The goal of this new strategy is to be able to offer producers in the state a way to mitigate financial risk.
A group of West Virginia livestock producers are now taking part in the pilot of an insurance program that has been designed to help them to be able to mitigate certain financial risks that they have been facing.
The program is based on an effort to broaden the information available to help when making payments.
The Rainfall Index Pasture, Rangeland, Forage insurance program bases its payments on a rainfall index instead of using individual rain gauges or single weather stations to provide the necessary data. The indexes have been created to help to better determine the level of the actual losses as well as to trigger indemnities. The goal is to be able to produce a more accurate and, therefore, more fair system to produce payouts that will give livestock producers the financial support that they need when conditions turn greatly unfavorable.

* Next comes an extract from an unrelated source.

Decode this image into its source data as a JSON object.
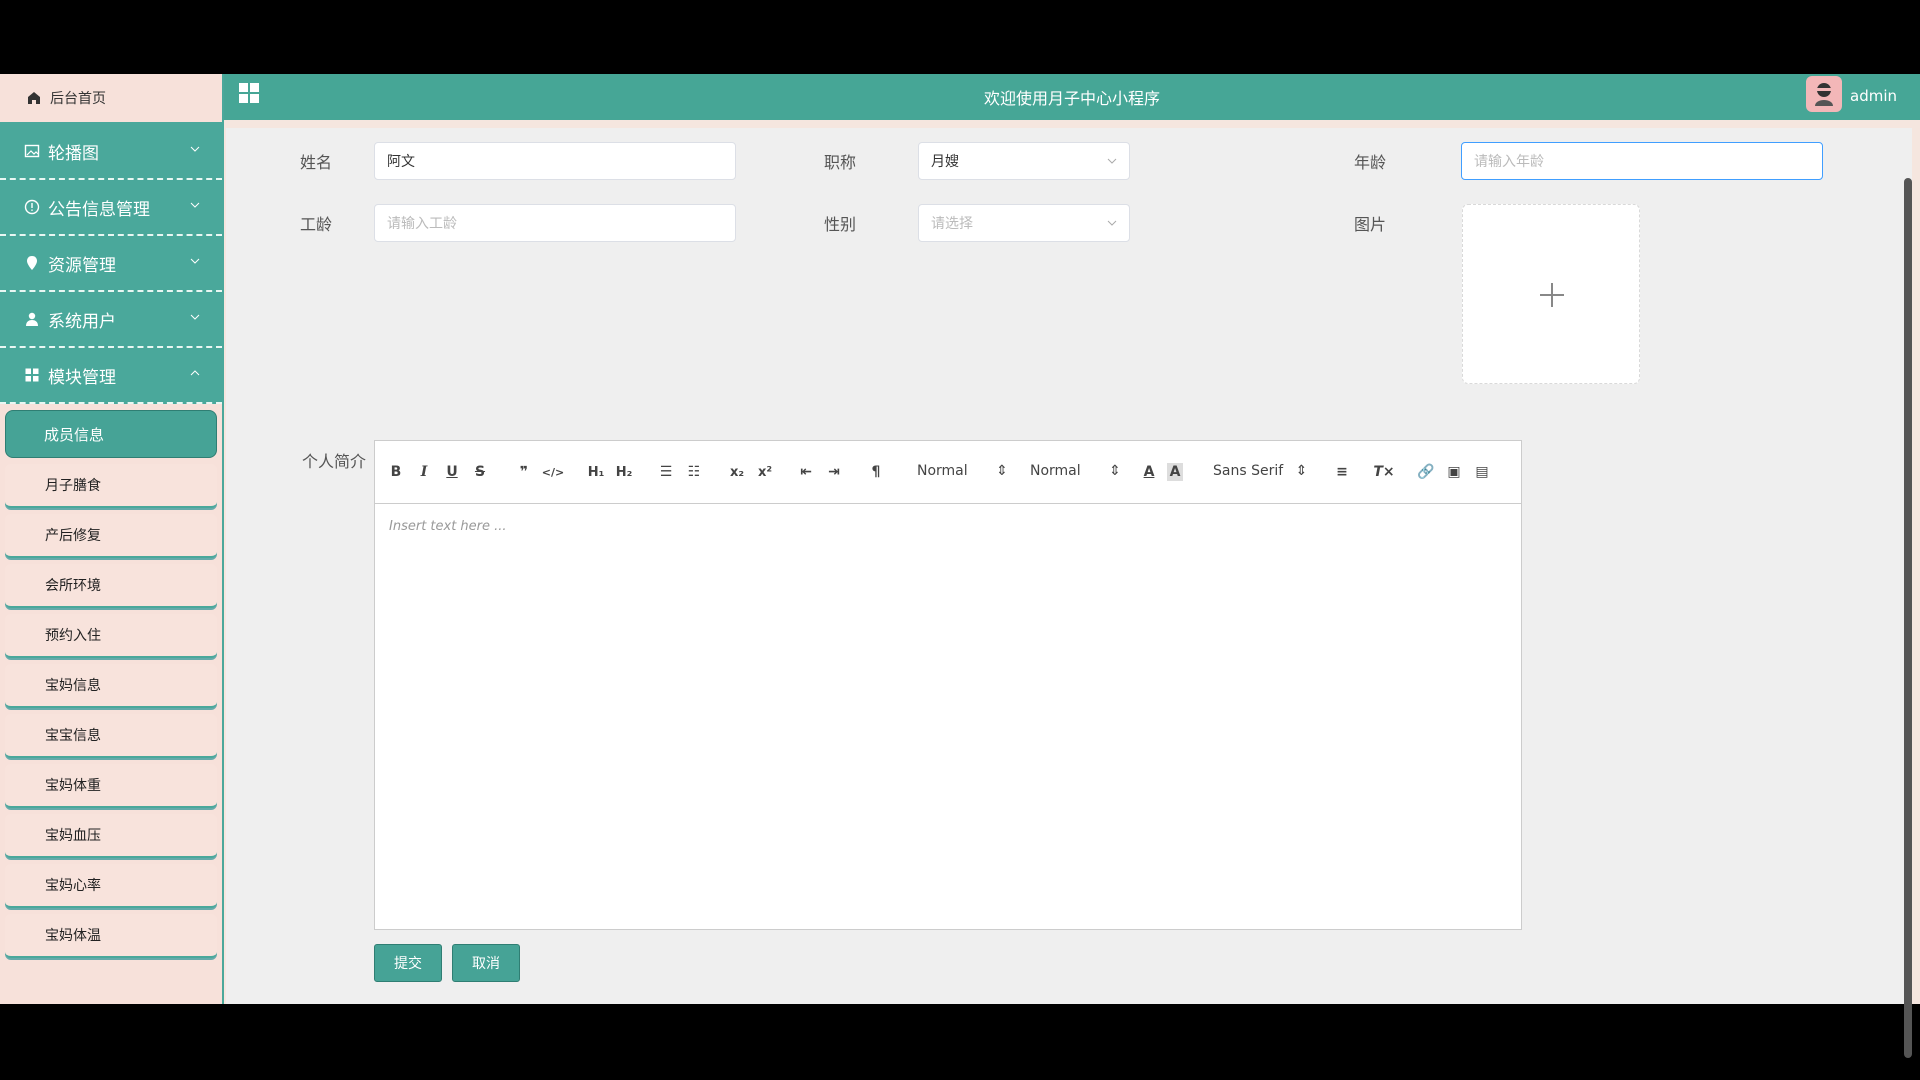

The deadline to sign up for this pilot insurance program has been announced as November 15, 2015.
For those who do sign up for this additional insurance coverage, the protection will start for them along with the crop year in 2016. The insurance policy is by no means obligatory but it is meant to help livestock farmers to be able to reduce the impact of the losses that can occur when rainfall does not occur in ideal amounts.

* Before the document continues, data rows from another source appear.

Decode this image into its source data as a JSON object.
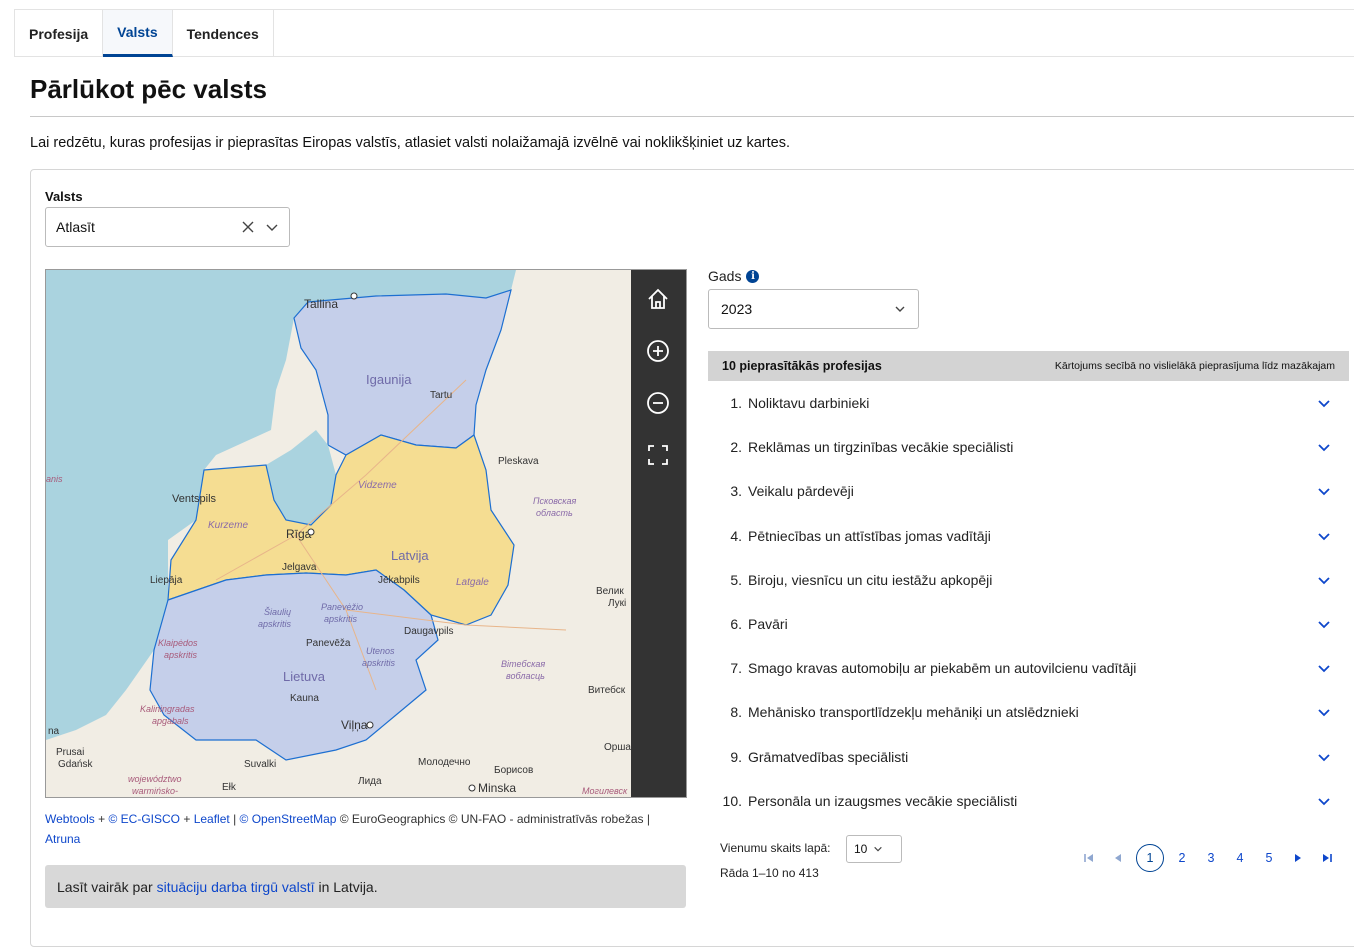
{
  "tabs": [
    {
      "label": "Profesija",
      "active": false
    },
    {
      "label": "Valsts",
      "active": true
    },
    {
      "label": "Tendences",
      "active": false
    }
  ],
  "page": {
    "title": "Pārlūkot pēc valsts",
    "intro": "Lai redzētu, kuras profesijas ir pieprasītas Eiropas valstīs, atlasiet valsti nolaižamajā izvēlnē vai noklikšķiniet uz kartes."
  },
  "country_select": {
    "label": "Valsts",
    "value": "Atlasīt",
    "icons": [
      "close-icon",
      "chevron-down-icon"
    ]
  },
  "map": {
    "labels": {
      "tallinn": "Tallina",
      "estonia": "Igaunija",
      "tartu": "Tartu",
      "pskov": "Pleskava",
      "pskov_oblast_1": "Псковская",
      "pskov_oblast_2": "область",
      "ventspils": "Ventspils",
      "kurzeme": "Kurzeme",
      "vidzeme": "Vidzeme",
      "riga": "Rīga",
      "latvia": "Latvija",
      "jelgava": "Jelgava",
      "jekabpils": "Jēkabpils",
      "latgale": "Latgale",
      "liepaja": "Liepāja",
      "siauliai_1": "Šiaulių",
      "siauliai_2": "apskritis",
      "panevezys_ap_1": "Panevėžio",
      "panevezys_ap_2": "apskritis",
      "panevezys": "Panevēža",
      "daugavpils": "Daugavpils",
      "klaipeda_1": "Klaipėdos",
      "klaipeda_2": "apskritis",
      "utena_1": "Utenos",
      "utena_2": "apskritis",
      "lithuania": "Lietuva",
      "kaunas": "Kauna",
      "vitebsk_ob_1": "Вітебская",
      "vitebsk_ob_2": "вобласць",
      "vitebsk": "Витебск",
      "kaliningrad_1": "Kaliningradas",
      "kaliningrad_2": "apgabals",
      "vilnius": "Viļņa",
      "prussia": "Prusai",
      "gdansk": "Gdańsk",
      "suvalki": "Suvalki",
      "molodechno": "Молодечно",
      "borisov": "Борисов",
      "orsha": "Орша",
      "woj_1": "województwo",
      "woj_2": "warmińsko-",
      "elk": "Ełk",
      "lida": "Лида",
      "minsk": "Minska",
      "velikie_1": "Велик",
      "velikie_2": "Лукі",
      "mogilev": "Могилевск",
      "na": "na",
      "janis": "anis"
    },
    "tools": [
      "home-icon",
      "zoom-in-icon",
      "zoom-out-icon",
      "fullscreen-icon"
    ],
    "colors": {
      "sea": "#aad3df",
      "estonia": "#c5cfea",
      "latvia": "#f5dd92",
      "lithuania": "#c5cfea",
      "border": "#1d6fd1",
      "land": "#f1ede4"
    }
  },
  "attribution": {
    "webtools": "Webtools",
    "sep1": " + ",
    "ec_gisco": "© EC-GISCO",
    "sep2": " + ",
    "leaflet": "Leaflet",
    "sep3": " | ",
    "osm": "© OpenStreetMap",
    "rest": " © EuroGeographics © UN-FAO - administratīvās robežas |",
    "atruna": "Atruna"
  },
  "readmore": {
    "prefix": "Lasīt vairāk par ",
    "link": "situāciju darba tirgū valstī",
    "suffix": " in Latvija."
  },
  "year": {
    "label": "Gads",
    "value": "2023"
  },
  "occupations": {
    "header_title": "10 pieprasītākās profesijas",
    "header_sort": "Kārtojums secībā no vislielākā pieprasījuma līdz mazākajam",
    "items": [
      {
        "num": "1.",
        "name": "Noliktavu darbinieki"
      },
      {
        "num": "2.",
        "name": "Reklāmas un tirgzinības vecākie speciālisti"
      },
      {
        "num": "3.",
        "name": "Veikalu pārdevēji"
      },
      {
        "num": "4.",
        "name": "Pētniecības un attīstības jomas vadītāji"
      },
      {
        "num": "5.",
        "name": "Biroju, viesnīcu un citu iestāžu apkopēji"
      },
      {
        "num": "6.",
        "name": "Pavāri"
      },
      {
        "num": "7.",
        "name": "Smago kravas automobiļu ar piekabēm un autovilcienu vadītāji"
      },
      {
        "num": "8.",
        "name": "Mehānisko transportlīdzekļu mehāniķi un atslēdznieki"
      },
      {
        "num": "9.",
        "name": "Grāmatvedības speciālisti"
      },
      {
        "num": "10.",
        "name": "Personāla un izaugsmes vecākie speciālisti"
      }
    ]
  },
  "pagination": {
    "per_page_label": "Vienumu skaits lapā:",
    "per_page_value": "10",
    "range_text": "Rāda 1–10 no 413",
    "pages": [
      "1",
      "2",
      "3",
      "4",
      "5"
    ],
    "current_page": "1"
  }
}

This has occurred as the Board of Directors of the Federal Crop Insurance Corporation has opted to add 19 states, including West Virginia, to its program in order to test the waters, so to speak, and see if the coverage can provide an affordable and accurate way to overcome certain weather related obstacles to remaining profitable.
The insurance program is currently being offered by the Risk Management Agency at the U.S. Department of Agriculture. That branch has been looking into a range of different types of coverage to help to make sure that farmers will be able to stay afloat in difficult years, while still keeping the program financially viable.